After constructing the 4th order of Runge Kutta method to solve any general ODEs, it’s safe if we test it on an ODE that has the known solution. The testing function is a simple harmonic oscillator without damping.

\begin{equation} y^{\prime\prime}(t)+\omega^{2}y(t)=0\\ \end{equation}

with initial conditions \(y(0)=1\) and \(y^{\prime}(0)=0\). The solution is obvious \(y(t)=\cos(t)\) In order to implement 4th order Runge Kutta, we can rearrange the ODE into a set of 2 first order ODEs.

\begin{equation} \frac{dy_{0}}{dt}=y_{1};\frac{dy_{1}}{dt}=-\omega^{2}y_{0}\\ \end{equation}

The data were generated into a .dat file and were loaded and plotted using MATLAB.
The testing solution is plotted in Fig. (1) with amplitude and period quantitatively printed in the .exe window, as shown in Fig. (2). In addition, the phase space plot, \(y^{\prime}(t)\) vs \(y(t)\) is shown in Fig. (3). The period is found to be \(T=3.13\) which is supposed to be \(\pi\) and The amplitude is then \(A=0.999965\). The errors here are because of the finite step size \(h=0.002\).
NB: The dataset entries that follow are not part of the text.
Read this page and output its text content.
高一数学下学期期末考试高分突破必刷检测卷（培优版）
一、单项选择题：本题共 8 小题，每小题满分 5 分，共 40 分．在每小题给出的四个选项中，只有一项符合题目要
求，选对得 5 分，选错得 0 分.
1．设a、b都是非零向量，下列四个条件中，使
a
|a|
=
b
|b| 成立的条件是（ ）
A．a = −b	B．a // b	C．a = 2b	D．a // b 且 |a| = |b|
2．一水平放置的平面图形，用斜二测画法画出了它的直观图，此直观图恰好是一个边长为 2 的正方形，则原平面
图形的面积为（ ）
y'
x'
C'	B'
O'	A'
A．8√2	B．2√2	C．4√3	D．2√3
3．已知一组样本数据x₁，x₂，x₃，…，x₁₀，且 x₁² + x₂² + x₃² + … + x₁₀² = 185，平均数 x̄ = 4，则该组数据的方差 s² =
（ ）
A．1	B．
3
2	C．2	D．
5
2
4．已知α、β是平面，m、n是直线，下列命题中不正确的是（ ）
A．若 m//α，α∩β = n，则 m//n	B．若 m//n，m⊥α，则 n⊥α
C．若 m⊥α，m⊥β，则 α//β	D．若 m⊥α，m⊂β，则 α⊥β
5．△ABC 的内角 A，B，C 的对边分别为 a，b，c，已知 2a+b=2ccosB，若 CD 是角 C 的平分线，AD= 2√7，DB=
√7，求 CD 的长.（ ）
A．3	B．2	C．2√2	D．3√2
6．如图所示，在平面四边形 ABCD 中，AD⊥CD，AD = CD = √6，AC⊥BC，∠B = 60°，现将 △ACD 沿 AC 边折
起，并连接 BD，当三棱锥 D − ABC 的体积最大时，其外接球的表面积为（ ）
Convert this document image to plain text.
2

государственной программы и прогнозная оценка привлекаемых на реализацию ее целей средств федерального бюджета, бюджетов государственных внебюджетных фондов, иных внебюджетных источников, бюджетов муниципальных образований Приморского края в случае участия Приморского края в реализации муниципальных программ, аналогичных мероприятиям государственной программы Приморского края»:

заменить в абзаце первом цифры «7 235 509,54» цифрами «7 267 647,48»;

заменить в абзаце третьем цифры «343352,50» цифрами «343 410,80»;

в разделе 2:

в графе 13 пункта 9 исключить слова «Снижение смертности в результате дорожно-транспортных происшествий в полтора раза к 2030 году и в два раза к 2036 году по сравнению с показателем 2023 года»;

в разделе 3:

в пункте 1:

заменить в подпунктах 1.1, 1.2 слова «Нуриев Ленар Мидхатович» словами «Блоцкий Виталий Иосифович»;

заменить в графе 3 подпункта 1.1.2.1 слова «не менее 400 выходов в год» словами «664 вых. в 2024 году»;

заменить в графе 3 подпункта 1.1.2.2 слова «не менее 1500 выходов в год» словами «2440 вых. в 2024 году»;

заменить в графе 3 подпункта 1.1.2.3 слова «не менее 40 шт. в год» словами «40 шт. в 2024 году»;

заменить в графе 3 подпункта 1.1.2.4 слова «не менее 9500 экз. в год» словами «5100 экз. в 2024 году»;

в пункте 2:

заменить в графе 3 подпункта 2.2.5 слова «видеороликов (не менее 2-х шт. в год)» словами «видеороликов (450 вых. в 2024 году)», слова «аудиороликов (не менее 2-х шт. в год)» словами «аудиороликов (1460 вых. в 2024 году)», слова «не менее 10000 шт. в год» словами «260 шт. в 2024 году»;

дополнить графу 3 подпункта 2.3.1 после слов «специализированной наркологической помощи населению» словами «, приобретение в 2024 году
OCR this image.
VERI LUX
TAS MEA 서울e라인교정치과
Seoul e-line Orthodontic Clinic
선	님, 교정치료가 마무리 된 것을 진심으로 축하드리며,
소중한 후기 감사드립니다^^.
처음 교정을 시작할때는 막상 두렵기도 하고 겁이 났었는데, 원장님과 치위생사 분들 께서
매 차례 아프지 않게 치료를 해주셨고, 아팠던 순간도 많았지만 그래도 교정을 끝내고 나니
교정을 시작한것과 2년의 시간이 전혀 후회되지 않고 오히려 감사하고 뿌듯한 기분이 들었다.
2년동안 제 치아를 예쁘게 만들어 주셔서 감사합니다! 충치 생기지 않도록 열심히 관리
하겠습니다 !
The phase space plot is a circle corresponding to the following parametric functions.

\begin{equation} y=\sin(t);x=\cos(t)\\ \end{equation}

The solution is stable and periodic, which verifies the feasibility of the 4th order Runge Kutta code.

The numerical solution of simple harmonic oscillation using 4th order Runge Kutta code. The step size is \(h=0.002\) and the number of steps is \(nstep=10000\).